Morrison ve Milliken (2000: 706) çalışmasında örgütsel sessizliğin nedenlerini ve sonuçlarını incelemiş olup, merkezileşmiş karar verme mekanizmasının ve aşağıdan yukarıya doğru iletişim eksikliğinin olduğu örgütlerde çalışanların işle ilgili problemler ve endişeleri hakkında daha çok sessiz kalmayı tercih ettiği görülmektedir. Oysaki üst yönetim, amirler ve çalışanların katılımı ile sağlanan iletişimde açıklık yaşanması çalışanlarda bağlılık ve örgütsel özdeşleşme düzeyini artıracağından, çalışanlar daha az sessiz kalma davranışı göstermektedirler (Vakola ve Dimitris, 2005: 445-446).
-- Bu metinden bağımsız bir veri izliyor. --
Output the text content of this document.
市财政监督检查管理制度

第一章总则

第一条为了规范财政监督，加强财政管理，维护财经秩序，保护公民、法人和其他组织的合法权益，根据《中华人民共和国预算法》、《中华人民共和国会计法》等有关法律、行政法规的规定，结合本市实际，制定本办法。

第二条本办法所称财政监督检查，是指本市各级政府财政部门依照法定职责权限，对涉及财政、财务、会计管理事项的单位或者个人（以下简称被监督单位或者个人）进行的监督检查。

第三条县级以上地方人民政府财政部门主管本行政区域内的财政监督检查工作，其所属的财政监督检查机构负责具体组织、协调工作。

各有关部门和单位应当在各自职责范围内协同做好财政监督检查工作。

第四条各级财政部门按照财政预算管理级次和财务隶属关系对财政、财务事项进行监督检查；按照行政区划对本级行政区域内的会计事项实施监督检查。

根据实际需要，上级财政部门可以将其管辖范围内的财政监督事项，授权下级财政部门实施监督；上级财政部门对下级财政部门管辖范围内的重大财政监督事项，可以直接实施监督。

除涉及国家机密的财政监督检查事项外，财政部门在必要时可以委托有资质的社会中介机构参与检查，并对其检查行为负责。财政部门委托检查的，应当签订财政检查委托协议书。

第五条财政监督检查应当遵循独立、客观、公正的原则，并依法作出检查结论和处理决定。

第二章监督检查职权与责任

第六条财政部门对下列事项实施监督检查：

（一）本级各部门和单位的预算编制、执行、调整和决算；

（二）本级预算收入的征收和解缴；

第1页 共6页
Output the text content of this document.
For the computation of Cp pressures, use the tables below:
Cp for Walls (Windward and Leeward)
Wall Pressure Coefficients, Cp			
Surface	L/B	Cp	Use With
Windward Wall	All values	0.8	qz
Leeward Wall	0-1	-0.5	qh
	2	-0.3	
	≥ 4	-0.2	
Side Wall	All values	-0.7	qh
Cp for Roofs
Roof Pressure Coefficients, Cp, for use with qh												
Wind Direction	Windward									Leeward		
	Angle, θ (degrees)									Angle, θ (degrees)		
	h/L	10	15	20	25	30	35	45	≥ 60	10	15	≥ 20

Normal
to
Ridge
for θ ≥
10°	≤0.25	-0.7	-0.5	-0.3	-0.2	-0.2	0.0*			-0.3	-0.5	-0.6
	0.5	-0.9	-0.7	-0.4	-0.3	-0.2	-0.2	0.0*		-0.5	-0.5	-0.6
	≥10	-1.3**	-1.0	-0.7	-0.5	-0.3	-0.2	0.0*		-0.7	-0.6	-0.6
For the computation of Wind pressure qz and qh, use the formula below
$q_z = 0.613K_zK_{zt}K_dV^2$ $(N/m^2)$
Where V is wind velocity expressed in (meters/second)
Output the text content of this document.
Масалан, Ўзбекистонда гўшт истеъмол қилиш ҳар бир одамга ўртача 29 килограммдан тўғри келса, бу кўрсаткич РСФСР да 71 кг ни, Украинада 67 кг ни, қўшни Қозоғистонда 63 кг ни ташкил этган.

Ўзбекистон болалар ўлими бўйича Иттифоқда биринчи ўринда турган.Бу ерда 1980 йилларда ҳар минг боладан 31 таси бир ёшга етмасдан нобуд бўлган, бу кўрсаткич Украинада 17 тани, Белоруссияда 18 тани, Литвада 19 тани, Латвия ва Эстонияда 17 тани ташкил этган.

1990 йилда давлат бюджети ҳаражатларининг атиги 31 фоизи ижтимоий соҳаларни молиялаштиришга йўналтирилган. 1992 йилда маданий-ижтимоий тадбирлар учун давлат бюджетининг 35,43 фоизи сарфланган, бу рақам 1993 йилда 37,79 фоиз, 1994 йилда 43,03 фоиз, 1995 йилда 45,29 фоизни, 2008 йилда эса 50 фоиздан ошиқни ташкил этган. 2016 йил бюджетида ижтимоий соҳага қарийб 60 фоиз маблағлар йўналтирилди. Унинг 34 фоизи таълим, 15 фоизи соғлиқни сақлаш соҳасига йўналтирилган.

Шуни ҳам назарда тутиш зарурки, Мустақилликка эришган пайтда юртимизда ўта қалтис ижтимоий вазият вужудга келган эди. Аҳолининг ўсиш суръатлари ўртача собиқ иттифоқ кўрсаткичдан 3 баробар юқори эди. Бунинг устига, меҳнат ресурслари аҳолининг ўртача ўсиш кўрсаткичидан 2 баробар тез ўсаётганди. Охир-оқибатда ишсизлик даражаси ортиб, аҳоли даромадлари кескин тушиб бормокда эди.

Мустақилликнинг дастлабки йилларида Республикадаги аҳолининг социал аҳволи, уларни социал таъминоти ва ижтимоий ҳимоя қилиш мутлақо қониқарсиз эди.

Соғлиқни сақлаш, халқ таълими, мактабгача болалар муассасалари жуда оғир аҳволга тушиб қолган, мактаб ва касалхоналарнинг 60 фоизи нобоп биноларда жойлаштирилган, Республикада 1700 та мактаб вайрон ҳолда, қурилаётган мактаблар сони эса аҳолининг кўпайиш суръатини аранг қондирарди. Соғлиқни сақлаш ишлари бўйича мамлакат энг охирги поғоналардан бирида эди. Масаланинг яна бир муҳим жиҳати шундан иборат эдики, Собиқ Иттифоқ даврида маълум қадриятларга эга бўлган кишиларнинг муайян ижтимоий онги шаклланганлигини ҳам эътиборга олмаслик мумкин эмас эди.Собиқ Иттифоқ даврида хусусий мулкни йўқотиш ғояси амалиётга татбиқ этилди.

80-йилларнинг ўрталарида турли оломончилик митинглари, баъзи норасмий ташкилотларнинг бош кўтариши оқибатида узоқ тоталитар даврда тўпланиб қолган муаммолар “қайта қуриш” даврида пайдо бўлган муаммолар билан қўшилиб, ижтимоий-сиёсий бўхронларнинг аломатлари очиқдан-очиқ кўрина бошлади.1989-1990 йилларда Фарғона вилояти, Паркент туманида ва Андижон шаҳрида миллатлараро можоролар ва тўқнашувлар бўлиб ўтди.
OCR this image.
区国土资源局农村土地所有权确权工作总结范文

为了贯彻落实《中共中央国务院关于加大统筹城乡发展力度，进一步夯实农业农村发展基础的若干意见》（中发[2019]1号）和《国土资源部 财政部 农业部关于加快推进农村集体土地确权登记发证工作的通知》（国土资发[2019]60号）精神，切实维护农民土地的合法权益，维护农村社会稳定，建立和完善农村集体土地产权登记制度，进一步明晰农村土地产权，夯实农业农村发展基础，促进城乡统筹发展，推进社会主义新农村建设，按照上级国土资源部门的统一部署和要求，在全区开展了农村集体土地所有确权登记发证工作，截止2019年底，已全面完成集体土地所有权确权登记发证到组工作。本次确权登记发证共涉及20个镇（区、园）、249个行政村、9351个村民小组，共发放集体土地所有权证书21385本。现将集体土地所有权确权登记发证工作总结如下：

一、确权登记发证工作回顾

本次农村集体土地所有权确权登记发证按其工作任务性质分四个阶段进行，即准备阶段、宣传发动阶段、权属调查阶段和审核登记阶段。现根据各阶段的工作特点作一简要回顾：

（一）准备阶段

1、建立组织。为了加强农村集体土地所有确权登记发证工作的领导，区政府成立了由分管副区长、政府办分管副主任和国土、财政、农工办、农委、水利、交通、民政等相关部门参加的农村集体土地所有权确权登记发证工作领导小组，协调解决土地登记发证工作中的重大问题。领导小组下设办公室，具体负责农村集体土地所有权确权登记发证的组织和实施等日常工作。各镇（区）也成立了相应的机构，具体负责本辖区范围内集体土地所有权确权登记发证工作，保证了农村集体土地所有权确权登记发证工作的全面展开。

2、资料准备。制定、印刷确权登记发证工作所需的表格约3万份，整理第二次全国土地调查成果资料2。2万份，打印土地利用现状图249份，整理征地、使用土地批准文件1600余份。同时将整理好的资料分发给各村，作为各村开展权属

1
Dolayısıyla ÖS’nin azalması çalışanların örgütle özdeşleşmelerini kolaylaştıracaktır. Akyüz (2015) Marmara Bölgesi’nde faaliyet gösteren 24 farklı imalat ve satış firması çalışanlarından 176 kişiden elde edilen anket verileri ile ÖS, ÖÖ ve çalışanların bireysel yaratıcılık performansı algıları arasındaki ilişkileri belirlemek amacıyla yaptığı çalışmasında elde edilen sonuçlara göre; örgütsel özdeşleşmenin savunmacı sessizlik ve prososyal sessizlik ile pozitif yönde ve orta derecede anlamlı ilişkisinin olduğu görülmektedir. Ayrıca savunmacı sessizlik ve prososyal sessizlik örgütsel özdeşleşmeyi istatistiki açıdan pozitif yönde anlamlı olarak etkilediği ileri sürülmektedir.

61

Yapılan çalışmalarda prososyal sessizliğin, örgütsel özdeşleşmeyi olumlu yönde etkilediği görülmektedir. Bu tarz sessizlikte bağlı olunan örgütün amacı ve diğer çalışanların yararı düşünüldüğünden (Podsakoff ve diğerleri, 2000: 517) bu sessizlik türünde çalışanlar dışardan gelen baskılarla değil kendi istekleri ile sessiz kalmaktadırlar. Bu durum da çalışanı örgütle daha fazla bütünleşmeye yöneltebilmektedir (Akyüz, 2015: 213).

Tiktaş (2012) örgüt kültürü, örgütsel özdeşleşme ve örgütsel sessizlik arasındaki ilişkiyi incelemek amacıyla yaptığı çalışmasında, çalışanların örgütleri ile özdeşleşmesi ile prososyal sessizlik davranışı arasında anlamlı pozitif ilişki olduğunu tespit etmiştir. Ayrıca prososyal sessizlik ile ÖÖ arasında zayıf ve pozitif yönlü anlamlı bir ilişki, ÖÖ ile kendini korumaya yönelik sessizlik davranışı arasında ise zayıf ve negatif yönlü bir ilişki olduğu görülmüştür. Prososyal sessizliğin, kendini korumaya yönelik sessizlik ile arasında orta düzey ve negatif yönlü, kabullenici sessizlik davranışı ile arasında zayıf ve negatif yönlü bir ilişki olduğu görülmüştür.